Une nouvelle "mesure phare" du gouvernement prend forme pour les transports publics : un pourcentage obligatoire de véhicules propres est bien à l’étude au ministère de l’Ecologie, et autobus comme autocars sont bien concernés.
Les expériences se suivent...et se ressemblent. Souvenons-nous de l’accessibilité. Une loi de 2005, adoptée avec enthousiasme, et qui s’est révélée inapplicable pour les transports publics locaux. Le délais de dix ans, rien que lui, mettait déjà autorités organisatrices et transporteurs sous tension.
C’est également un délai de dix ans que le gouvernement envisage de laisser aux transports publics pour acquérir des véhicules propres, c'est du moins ce qui est ressorti de la réunion qui s'est effectivement tenue le 18 mai dernier au ministère de l'Ecologie, à 16 h, en présence notamment d'un ensemble de partenaires - autorités organisatrices, transporteurs, constructeurs, etc. - venus là pour consultation.
Cette table ronde était destinée à préparer un amendement gouvernemental tenté au Sénat, mais rejeté, et n’ayant ensuite pas fait l’unanimité en commission mixte paritaire. L'idée de cet amendement porte sur le fait d'imposer dans les futurs contrats de transport de voyageurs passés entre les autorités organisatrices et les exploitants un pourcentage - 50% est fréquemment cité - d’autobus et d’autocars devant correspondre à de nouvelles normes, dites propres, d’ici à 2025.
Côté interurbain, des inquiétudes se font évidemment jour. Un autocar n’est pas un autobus, la technologie applicable à l’un ne l’est pas à l’autre, et les contraintes d'exploitation sont souvent fort éloignées. Dans le cas de l’autocar, la motorisation électrique est pour le moment "hors de portée de la technologie disponible”, indique une source proche du dossier. Mais la volonté d’avancer semble belle et bien présente, malgré les premiers essais peu concluants de véhicules électriques chinois pour effectuer des transports scolaires.
La volonté de poursuivre les efforts en faveur d’une croissance verte va donc se traduire dans les textes très prochainement, si l’on en croit le ministère. Aujourd’hui et jusqu’au 26 mai, l'Assemblée nationale examinera en nouvelle lecture le projet de loi, modifié par le Sénat, relatif à la transition énergétique pour la croissance verte. Et cette volonté sera réaffirmée pendant que les partenaires plancheront sur ce qu’il est possible d’envisager, dans un "délai ambitieux”.
Le texte, parallèlement aux discussions qui se sont engagées sur des normes environnementales à respecter par les autocars dans le cadre du projet de loi Macron (la libéralisation du marché devant, selon les parlementaires, s’accompagner d’un bilan environnemental positif), vise en effet à stimuler l’innovation et la "croissance verte" dans les transports, en faisant des "véhicules propres et sobres” une priorité de la politique industrielle de la France.

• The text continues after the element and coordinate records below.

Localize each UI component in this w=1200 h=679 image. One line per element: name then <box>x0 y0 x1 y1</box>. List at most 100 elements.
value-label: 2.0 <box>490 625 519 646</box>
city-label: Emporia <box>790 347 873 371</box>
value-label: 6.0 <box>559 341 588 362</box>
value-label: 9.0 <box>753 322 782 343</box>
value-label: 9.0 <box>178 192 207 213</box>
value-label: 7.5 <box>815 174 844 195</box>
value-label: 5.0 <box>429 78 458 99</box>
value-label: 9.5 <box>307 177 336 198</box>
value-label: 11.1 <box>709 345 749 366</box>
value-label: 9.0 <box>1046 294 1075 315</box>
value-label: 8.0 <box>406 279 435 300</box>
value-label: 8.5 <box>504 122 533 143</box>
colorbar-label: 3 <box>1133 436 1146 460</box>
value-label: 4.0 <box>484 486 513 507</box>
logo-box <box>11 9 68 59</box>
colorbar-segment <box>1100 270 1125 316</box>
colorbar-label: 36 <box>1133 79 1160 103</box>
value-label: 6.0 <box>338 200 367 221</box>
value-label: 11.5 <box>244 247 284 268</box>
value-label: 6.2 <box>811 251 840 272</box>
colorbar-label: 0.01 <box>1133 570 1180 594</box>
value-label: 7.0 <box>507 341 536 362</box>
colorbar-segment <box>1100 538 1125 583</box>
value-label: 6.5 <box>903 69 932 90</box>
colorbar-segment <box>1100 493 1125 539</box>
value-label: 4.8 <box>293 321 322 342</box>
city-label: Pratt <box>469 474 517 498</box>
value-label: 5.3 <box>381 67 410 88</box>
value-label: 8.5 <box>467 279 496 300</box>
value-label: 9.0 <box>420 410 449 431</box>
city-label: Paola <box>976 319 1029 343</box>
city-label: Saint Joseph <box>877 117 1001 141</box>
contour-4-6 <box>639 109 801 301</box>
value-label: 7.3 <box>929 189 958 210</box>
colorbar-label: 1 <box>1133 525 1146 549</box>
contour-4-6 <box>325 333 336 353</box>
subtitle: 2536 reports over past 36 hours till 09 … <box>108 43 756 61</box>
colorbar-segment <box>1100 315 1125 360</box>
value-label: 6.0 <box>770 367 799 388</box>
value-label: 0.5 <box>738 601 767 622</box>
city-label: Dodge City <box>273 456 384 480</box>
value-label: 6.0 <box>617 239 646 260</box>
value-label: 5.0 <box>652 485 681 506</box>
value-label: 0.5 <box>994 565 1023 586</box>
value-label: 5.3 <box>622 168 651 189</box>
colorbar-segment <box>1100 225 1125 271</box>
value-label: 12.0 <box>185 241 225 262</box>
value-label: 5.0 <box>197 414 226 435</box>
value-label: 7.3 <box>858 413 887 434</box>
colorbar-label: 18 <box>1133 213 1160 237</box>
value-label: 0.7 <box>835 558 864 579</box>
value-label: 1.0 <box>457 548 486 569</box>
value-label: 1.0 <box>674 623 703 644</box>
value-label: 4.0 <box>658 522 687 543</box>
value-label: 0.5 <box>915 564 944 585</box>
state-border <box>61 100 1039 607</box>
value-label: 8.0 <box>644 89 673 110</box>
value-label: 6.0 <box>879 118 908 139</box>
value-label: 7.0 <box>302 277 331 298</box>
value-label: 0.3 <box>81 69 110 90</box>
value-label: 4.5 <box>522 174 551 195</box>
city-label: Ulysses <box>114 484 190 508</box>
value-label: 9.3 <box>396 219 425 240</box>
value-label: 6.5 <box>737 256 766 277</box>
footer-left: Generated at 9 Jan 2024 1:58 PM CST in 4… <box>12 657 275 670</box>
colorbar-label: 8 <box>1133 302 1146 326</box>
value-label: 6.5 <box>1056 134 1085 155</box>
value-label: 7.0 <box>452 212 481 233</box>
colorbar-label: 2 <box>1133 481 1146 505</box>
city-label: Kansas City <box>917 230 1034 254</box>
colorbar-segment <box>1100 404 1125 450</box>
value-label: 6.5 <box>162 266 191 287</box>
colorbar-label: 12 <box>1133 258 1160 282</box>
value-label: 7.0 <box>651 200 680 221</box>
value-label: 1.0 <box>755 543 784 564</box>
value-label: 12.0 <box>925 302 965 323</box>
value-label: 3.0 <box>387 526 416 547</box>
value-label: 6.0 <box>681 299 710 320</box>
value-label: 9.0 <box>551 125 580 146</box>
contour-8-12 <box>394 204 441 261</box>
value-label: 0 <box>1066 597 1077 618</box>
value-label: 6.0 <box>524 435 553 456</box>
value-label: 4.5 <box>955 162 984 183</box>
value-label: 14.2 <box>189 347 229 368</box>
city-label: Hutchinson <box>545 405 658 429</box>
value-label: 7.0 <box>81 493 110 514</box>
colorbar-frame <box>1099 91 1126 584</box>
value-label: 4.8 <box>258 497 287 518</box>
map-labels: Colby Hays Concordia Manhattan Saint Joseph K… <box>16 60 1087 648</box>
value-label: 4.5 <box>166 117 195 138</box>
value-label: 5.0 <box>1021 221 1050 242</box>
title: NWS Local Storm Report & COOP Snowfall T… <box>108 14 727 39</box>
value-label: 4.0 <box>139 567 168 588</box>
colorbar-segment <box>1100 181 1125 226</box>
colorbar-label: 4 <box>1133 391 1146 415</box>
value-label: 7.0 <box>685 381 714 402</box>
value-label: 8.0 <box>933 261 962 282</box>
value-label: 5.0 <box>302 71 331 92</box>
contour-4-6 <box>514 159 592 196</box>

Ne nous attardons pas sur un paradoxe : la France est devenue le premier marché européen de l’autocar (aux environs de 4000 véhicules neufs par an), même si seulement quelques unités de production subsistent sur le territoire national. La vigueur de ce marché incite par conséquent à l’importation de matériel roulant plutôt qu’à un renforcement de la production nationale stricto sensu (les coûts de production sont notablement plus bas en Turquie et en République tchèque qu’en France, par exemple ).
Abordons plus particulièrement le volet de la promotion des véhicules propres et sobres dans le cas des transports interurbains. La dernière norme en date, l’EURO VI pour des véhicules réceptionnés après septembre 2014, a déjà fait un grand pas en avant, mais ce n’est pas suffisant.
Un "véhicule propre" est donc un véhicule électrique ou hybride, ou un véhicule roulant au gaz naturel, ou, à la limite, un véhicule a très faible émission de CO2. Si, aujourd’hui 30 % des autocars répondent au minimum à la norme Euro IV, et 20% à la norme Euro V, la progression ne peut globalement s’effectuer qu'en fonction du renouvellement des contrats publics, dont la durée, et donc la fréquence de renouvellement, est globalement plus courte pour les services scolaires que pour les lignes régulières.
Si la date butoir ne tenait compte ni de l’évolution technologique, ni du renouvellement et de l’amortissement naturel des véhicules, elle risquerait une fois de plus d’être inapplicable.
Quant aux finances locales, qui seront indirectement impactées par les besoins imposés en véhicules, pourront-elles vraiment le supporter ?
Espérons que l'impact de cette mesure, aussi noble et ambitieuse qu'elle soit, sera plus clairement mesurée que ne le fut en son temps celui de la loi sur l'accessibilité.